Lux waited until the shadows swallowed his frame before trying the gold handle. Locked. No party trick goes unpunished, she supposed. But she didn’t think the Shield would stand guard over an unoccupied room, so she drew in a deep breath—and knocked.
“What?” shouted the muffled voice. “This is my private time! You are not to—”
The door swung in, and the mayor’s watery eyes bulged from their sockets. “Necromancer!” The door swung wider, allowing lamplight to spill outward and bathe her. The guard must have been happily pocketing his coin; he did not reappear.
The mayor’s surprise gave way to rage in the next breath. “Turning yourself in, are you?”
Lux allowed her body to remain lax as Bartleby Tamish dragged her into the room, his fingers clammy against her forearm. “Of a sort.”
The mayor sputtered, moving around her to close the heavy door with a click. “To think I trusted you.” Stalking around his desk, he piled his squat form into the chair. “Sit down.”

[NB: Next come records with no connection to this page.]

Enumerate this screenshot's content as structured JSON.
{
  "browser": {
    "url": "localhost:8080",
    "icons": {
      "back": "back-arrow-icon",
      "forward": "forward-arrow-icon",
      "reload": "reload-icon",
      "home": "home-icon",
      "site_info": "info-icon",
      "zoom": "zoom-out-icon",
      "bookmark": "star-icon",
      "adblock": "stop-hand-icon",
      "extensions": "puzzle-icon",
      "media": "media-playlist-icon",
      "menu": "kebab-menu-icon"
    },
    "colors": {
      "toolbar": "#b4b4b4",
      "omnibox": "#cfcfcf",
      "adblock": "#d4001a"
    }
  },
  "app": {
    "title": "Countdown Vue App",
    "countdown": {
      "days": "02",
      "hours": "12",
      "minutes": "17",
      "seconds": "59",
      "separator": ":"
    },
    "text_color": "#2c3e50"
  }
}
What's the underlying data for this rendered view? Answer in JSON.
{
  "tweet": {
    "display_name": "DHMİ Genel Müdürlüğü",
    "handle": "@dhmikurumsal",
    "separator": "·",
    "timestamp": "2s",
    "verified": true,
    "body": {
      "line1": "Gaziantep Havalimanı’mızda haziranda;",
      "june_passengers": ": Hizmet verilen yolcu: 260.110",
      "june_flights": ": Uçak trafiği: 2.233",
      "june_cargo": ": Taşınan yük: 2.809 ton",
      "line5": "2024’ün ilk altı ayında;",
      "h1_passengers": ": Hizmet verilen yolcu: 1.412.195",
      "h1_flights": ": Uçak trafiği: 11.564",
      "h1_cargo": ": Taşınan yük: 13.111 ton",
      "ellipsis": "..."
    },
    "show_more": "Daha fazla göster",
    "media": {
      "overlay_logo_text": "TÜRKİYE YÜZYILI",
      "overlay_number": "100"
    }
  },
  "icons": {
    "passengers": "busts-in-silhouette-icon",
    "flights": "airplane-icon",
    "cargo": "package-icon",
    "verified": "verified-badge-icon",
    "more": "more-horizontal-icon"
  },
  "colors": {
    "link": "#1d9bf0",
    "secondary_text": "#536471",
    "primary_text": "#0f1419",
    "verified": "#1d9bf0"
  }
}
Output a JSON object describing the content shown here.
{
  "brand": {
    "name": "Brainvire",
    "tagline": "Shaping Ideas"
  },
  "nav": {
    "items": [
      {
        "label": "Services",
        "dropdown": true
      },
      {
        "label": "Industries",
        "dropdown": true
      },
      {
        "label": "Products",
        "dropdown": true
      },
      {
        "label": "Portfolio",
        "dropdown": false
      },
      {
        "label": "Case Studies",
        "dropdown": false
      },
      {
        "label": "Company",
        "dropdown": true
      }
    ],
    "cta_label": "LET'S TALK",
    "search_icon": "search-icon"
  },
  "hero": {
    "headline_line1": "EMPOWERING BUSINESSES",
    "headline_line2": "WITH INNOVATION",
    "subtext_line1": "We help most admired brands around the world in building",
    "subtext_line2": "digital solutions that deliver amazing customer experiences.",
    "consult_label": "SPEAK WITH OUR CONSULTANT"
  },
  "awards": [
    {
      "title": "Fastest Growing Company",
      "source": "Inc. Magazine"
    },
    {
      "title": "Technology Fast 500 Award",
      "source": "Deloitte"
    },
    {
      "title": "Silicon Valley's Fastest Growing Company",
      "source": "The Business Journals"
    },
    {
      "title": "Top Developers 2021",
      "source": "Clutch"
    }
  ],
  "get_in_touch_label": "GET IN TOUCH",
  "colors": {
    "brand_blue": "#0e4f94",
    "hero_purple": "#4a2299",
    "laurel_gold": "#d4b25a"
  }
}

Lux forced her legs to obey, and though the chair didn’t swallow her up quite so much as when she was a child of eight, it diminished her spirit just the same. She straightened her spineagainst the smooth-as-butter leather and stretched her neck—only for a memory, grey at its edges, to flutter down upon her like a veil.
“Your parents were found murdered, child. You, with a knife in your hands. How do you think that appears?”
The mayor looked exactly the same. Lined face, wide, parted lips, eyes ever calculating. He rested his arms upon the gleaming desk.
Lucena was silent a bit longer, wringing scrubbed-clean hands above a blood-stained yellow dress, her little body swallowed by the chair in which she had been placed. “It appears that I’ve killed them.”
She’d surprised the old man. He sat back. “Precisely. Do you have a particular reason why? You see, I don’t enjoy locking children away. But I will if I must.”
Her small frame began to shake. “I took too long. They told me they loved me, that they needed me. They told me they had missed me so much. Then they stabbed my heart.” Quivering fingers brushed against the torn fabric of her dress. A shallow wound. One meant to extend much deeper. Though not even she knew how deep it really ran.
“It’s all my fault. I shouldn’t have done it. I shouldn’t have brought them back after they were murdered the first time.”
“I don’t think I can permit you to live after this. After all, your blood was revealed to me from within the lock, and I can’t allow this knowledge to be made public. Ghadra needs its mayor. Itneedsme.” He sighed. “I’m the most important man in the world, and it’s a shame, really, that it must be you or me. Your abilities were the height of useful.”